Within minutes, pessimistic wine commentators were prophesying doom for Screaming Eagle, a small cabernet-producing vineyard in Napa Valley that is one of America’s best, most coveted and expensive wines. They guessed that the winery cost Banks and Kroenke $20 million to $30 million, which they thought would lead them — gasp — to increase production greatly and diversify into crowd-pleasing, low-brow zinfandels and the like.

The comments led Banks, 38, to go online and assure everyone that he and Kroenke were “focused on quality, not quantity.”

When I met with Banks last week in his downtown office, he wouldn’t say what he had paid for the vineyard, but he did say that the former owner could certainly have made more by selling to someone else.

“She could’ve gotten more than double what we bought it for because she could’ve sold it to one of those big brands and let them prostitute it.”

Banks, on the other hand, was a Screaming Eagle fan and had been on the mailing list (it isn’t sold in stores) for years. The wine costs $300 a bottle, list members are limited to just three each, and there are 5,000 additional people on a waiting list praying for attrition despite the steep price. At auction, bottles have gone for well over $2,000, which explains why the word “cult” is often used in association with Screaming Eagle.

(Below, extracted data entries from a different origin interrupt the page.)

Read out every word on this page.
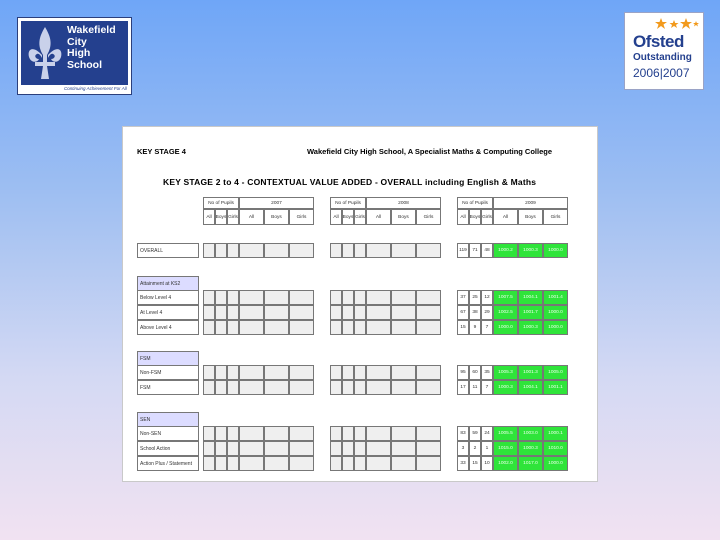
Wakefield
City
High
School
Continuing Achievement For All
Ofsted
Outstanding
2006|2007
KEY STAGE 4	Wakefield City High School, A Specialist Maths & Computing College
KEY STAGE 2 to 4 - CONTEXTUAL VALUE ADDED - OVERALL including English & Maths
No of Pupils	2007
All Boys Girls	All	Boys	Girls
No of Pupils	2008
All Boys Girls	All	Boys	Girls
No of Pupils	2009
All Boys Girls	All	Boys	Girls
OVERALL	119	71	48	1000.2	1000.3	1000.0
Attainment at KS2
Below Level 4	37	25	12	1007.5	1004.1	1001.4
At Level 4	67	38	29	1002.5	1001.7	1000.0
Above Level 4	15	9	7	1000.0	1000.3	1000.0
FSM
Non-FSM	95	60	35	1005.3	1001.3	1005.0
FSM	17	11	7	1000.3	1004.1	1001.1
SEN
Non-SEN	83	59	24	1005.5	1003.0	1000.1
School Action	3	2	1	1015.0	1000.3	1010.0
Action Plus / Statement	33	15	10	1002.0	1017.0	1000.0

“If you were only doing it for the money, this is clearly the wrong business to be in, because while you might do very well long-term you will not do well short-term,” said Banks. “In every instance, you have to forego short-term profits for long-term gain.”

Banks was not only a Screaming Eagle devotee but was also in the wine business, which he had come to fairly recently and in a novel way. He has been managing money for professional athletes — often basketball players — and wealthy individuals since graduating from the University of Georgia. But half a dozen years ago, while advising a client on a shoe endorsement deal, he met Arnon Milchan, the successful movie producer and businessman who held a large stake in Puma.

“Arnon and I just hit it off and we were drinking wine one night . . . (when) Arnon mentions to me that he and Jerry Levin, who was at the time the CEO of AOL Time Warner, were getting ready to close on a piece of land in Santa Ynez.”

Noting Banks’ knowledge of wine, Milchan asked him to join them in creating a top-shelf vineyard on the property. Later, Milchan — who, like Kroenke, is a billionaire — sent his plane to collect Banks and told him, “You’re a perfect partner for us: You can’t afford to lose money.”

Banks and his wife went out to the Santa Ynez property to take a look and they decided to do it, but it wasn’t an easy decision.

“Try explaining to your wife that all your money should go into (creating a vineyard) and not into buying a house. It was a tough sell,” Banks said.

The vineyard, called Jonata after the original land grant, won’t sell wine until about a year from now, but when the previous owner of Screaming Eagle heard how well it was being run, she contacted Banks and they came to a deal quickly and quietly.

In a recent poll on Robert Parker’s bulletin board, the sale of Screaming Eagle led slightly more than 50 percent of respondents to predict that “things will get worse” for the winery. Forty-two percent and change thought the quality would stay the same, and the remaining 7 percent thought the wine would improve.

“There aren’t many times in your life you have a chance to do anything that is considered the best,” said Banks. “And so (buying Screaming Eagle) is a chance to do that. Of course, it’s also a chance to be the guy that screwed up Screaming Eagle, but we’re here to work very hard to make sure that doesn’t happen.”